There is ‘a real question mark’ as to whether pharmacies will be able to offer the extra services that Health Secretary Dr Thérèse Coffey has said will free up two million GP appointments, Janet Morrison, chief executive officer of the Pharmaceutical Services Negotiating Committee, has said.

‘I think what contractors would be saying to us now is that capacity is really stretched in terms of delivering current services,’ Ms Morrison said.

‘Although they're in favour of the opportunities of being able to deliver more advanced services and to do more to support the NHS, there's just a real question mark now about whether they're able to do so. I think without further funding, that it's a real question mark.’

The Community Pharmacy Contractual Framework for 22/23 and 23/24 was published yesterday - alongside Dr Coffey’s Plan for Patients.

It included elements which would seem to support Dr Coffey’s vision for pharmacy to free up GP capacity, such as a new Pharmacy Contraception Service. However, it included no new funding for community pharmacy, other than a £100m write-off of the excess margin owed by the sector as a whole.

Ms Morrison described the flat five-year funding deal as a cut in real terms.

‘We have warned Department of Health and NHS England that they were wanting to use this five year contract to demonstrate the scope of what community pharmacy can do in delivering clinical services, but because of the underlying, effective cut that they've put into the system – and some of the impacts that we probably couldn't have ever foreseen at the beginning of a five year deal in terms of not just the pandemic coming along, but also in terms of inflationary pressures, and continuing workforce pressures – that actually the ability to be able to demonstrate the value of community pharmacy is now going to start being questioned and diminished,’ Ms Morrison said.

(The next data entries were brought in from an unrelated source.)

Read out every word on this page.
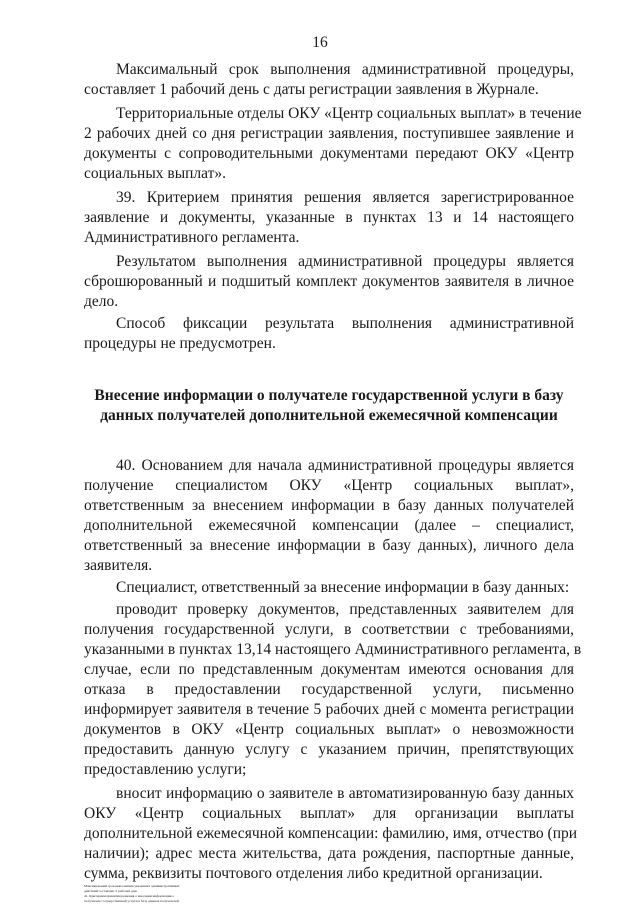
16
Максимальный срок выполнения административной процедуры,
составляет 1 рабочий день с даты регистрации заявления в Журнале.
Территориальные отделы ОКУ «Центр социальных выплат» в течение
2 рабочих дней со дня регистрации заявления, поступившее заявление и
документы с сопроводительными документами передают ОКУ «Центр
социальных выплат».
39. Критерием принятия решения является зарегистрированное
заявление и документы, указанные в пунктах 13 и 14 настоящего
Административного регламента.
Результатом выполнения административной процедуры является
сброшюрованный и подшитый комплект документов заявителя в личное
дело.
Способ фиксации результата выполнения административной
процедуры не предусмотрен.
Внесение информации о получателе государственной услуги в базу
данных получателей дополнительной ежемесячной компенсации
40. Основанием для начала административной процедуры является
получение специалистом ОКУ «Центр социальных выплат»,
ответственным за внесением информации в базу данных получателей
дополнительной ежемесячной компенсации (далее – специалист,
ответственный за внесение информации в базу данных), личного дела
заявителя.
Специалист, ответственный за внесение информации в базу данных:
проводит проверку документов, представленных заявителем для
получения государственной услуги, в соответствии с требованиями,
указанными в пунктах 13,14 настоящего Административного регламента, в
случае, если по представленным документам имеются основания для
отказа в предоставлении государственной услуги, письменно
информирует заявителя в течение 5 рабочих дней с момента регистрации
документов в ОКУ «Центр социальных выплат» о невозможности
предоставить данную услугу с указанием причин, препятствующих
предоставлению услуги;
вносит информацию о заявителе в автоматизированную базу данных
ОКУ «Центр социальных выплат» для организации выплаты
дополнительной ежемесячной компенсации: фамилию, имя, отчество (при
наличии); адрес места жительства, дата рождения, паспортные данные,
сумма, реквизиты почтового отделения либо кредитной организации.
Максимальный срок выполнения указанных административных
действий составляет 2 рабочих дня.
41. Критерием принятия решения о внесении информации о
получателе государственной услуги в базу данных получателей
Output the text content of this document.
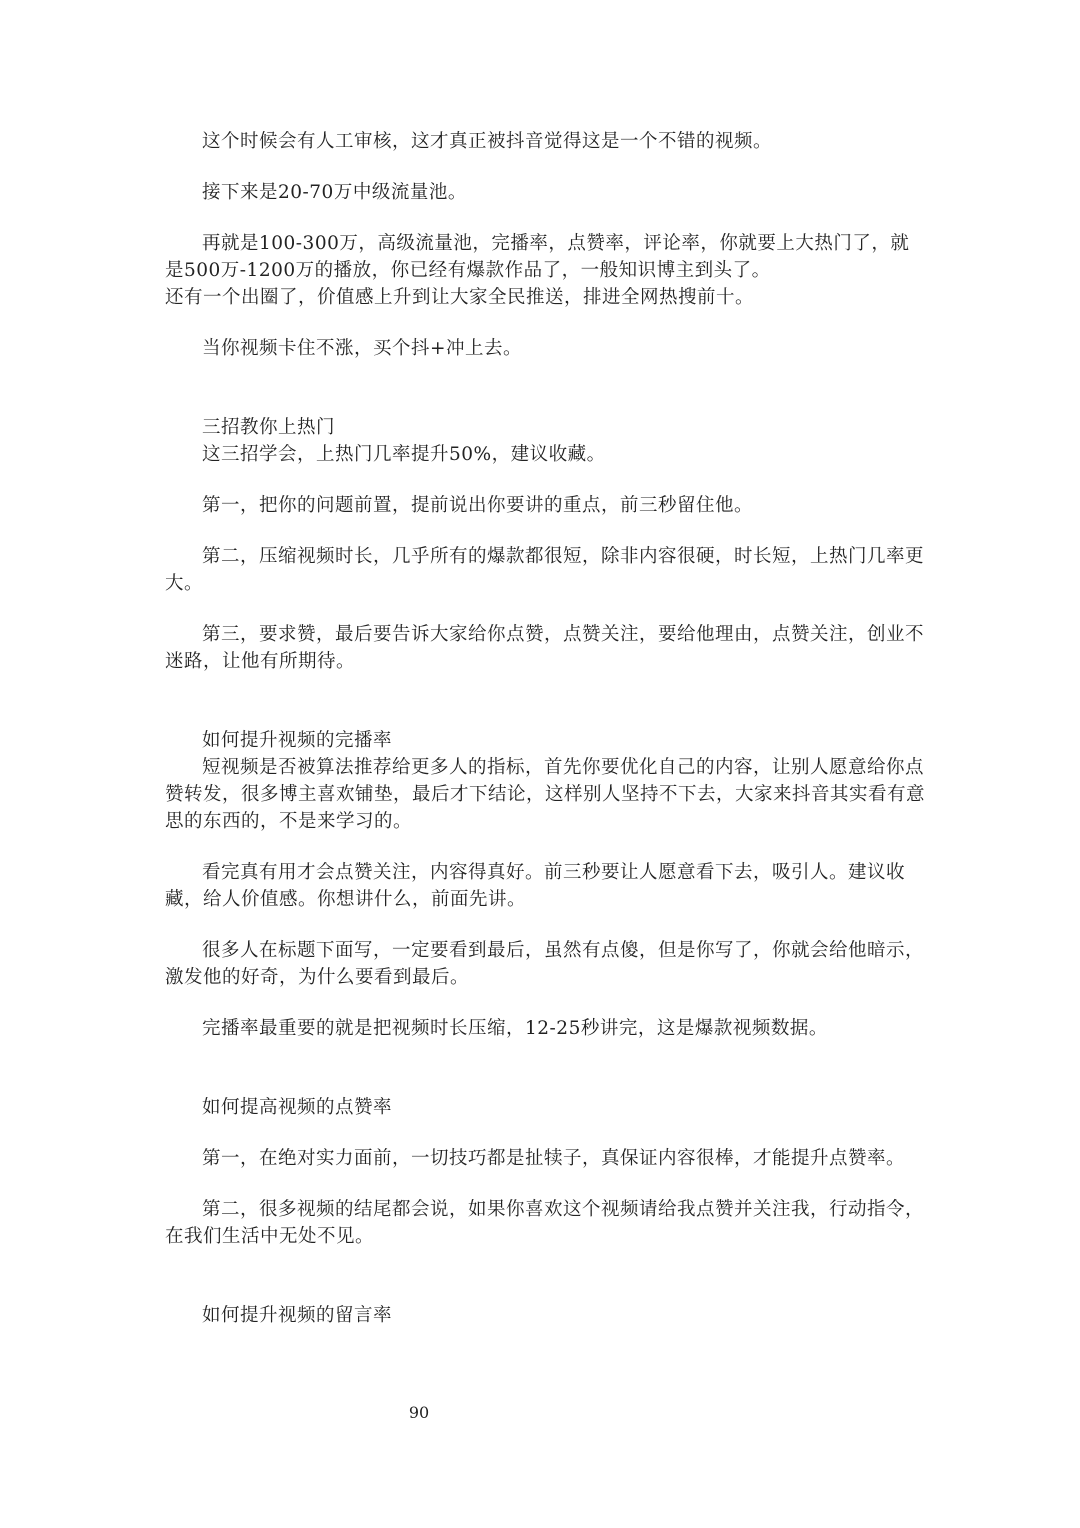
这个时候会有人工审核，这才真正被抖音觉得这是一个不错的视频。

接下来是20-70万中级流量池。

再就是100-300万，高级流量池，完播率，点赞率，评论率，你就要上大热门了，就是500万-1200万的播放，你已经有爆款作品了，一般知识博主到头了。

还有一个出圈了，价值感上升到让大家全民推送，排进全网热搜前十。

当你视频卡住不涨，买个抖+冲上去。

三招教你上热门

这三招学会，上热门几率提升50%，建议收藏。

第一，把你的问题前置，提前说出你要讲的重点，前三秒留住他。

第二，压缩视频时长，几乎所有的爆款都很短，除非内容很硬，时长短，上热门几率更大。

第三，要求赞，最后要告诉大家给你点赞，点赞关注，要给他理由，点赞关注，创业不迷路，让他有所期待。

如何提升视频的完播率

短视频是否被算法推荐给更多人的指标，首先你要优化自己的内容，让别人愿意给你点赞转发，很多博主喜欢铺垫，最后才下结论，这样别人坚持不下去，大家来抖音其实看有意思的东西的，不是来学习的。

看完真有用才会点赞关注，内容得真好。前三秒要让人愿意看下去，吸引人。建议收藏，给人价值感。你想讲什么，前面先讲。

很多人在标题下面写，一定要看到最后，虽然有点傻，但是你写了，你就会给他暗示，激发他的好奇，为什么要看到最后。

完播率最重要的就是把视频时长压缩，12-25秒讲完，这是爆款视频数据。

如何提高视频的点赞率

第一，在绝对实力面前，一切技巧都是扯犊子，真保证内容很棒，才能提升点赞率。

第二，很多视频的结尾都会说，如果你喜欢这个视频请给我点赞并关注我，行动指令，在我们生活中无处不见。

如何提升视频的留言率

90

She described the situation as ‘a real shame’ and a ‘missed opportunity’ to build on additional services that were delivered by community pharmacy during the pandemic.

‘If they put a further investment in now, I think we could really be building a much more solid basis for proving the worth of community promising clinical services. So it seems like a missed opportunity, and in a sense might actually work in the opposite way to sort of say well, oh, can they deliver anyway? Which is a real waste,’ Ms Morrison said.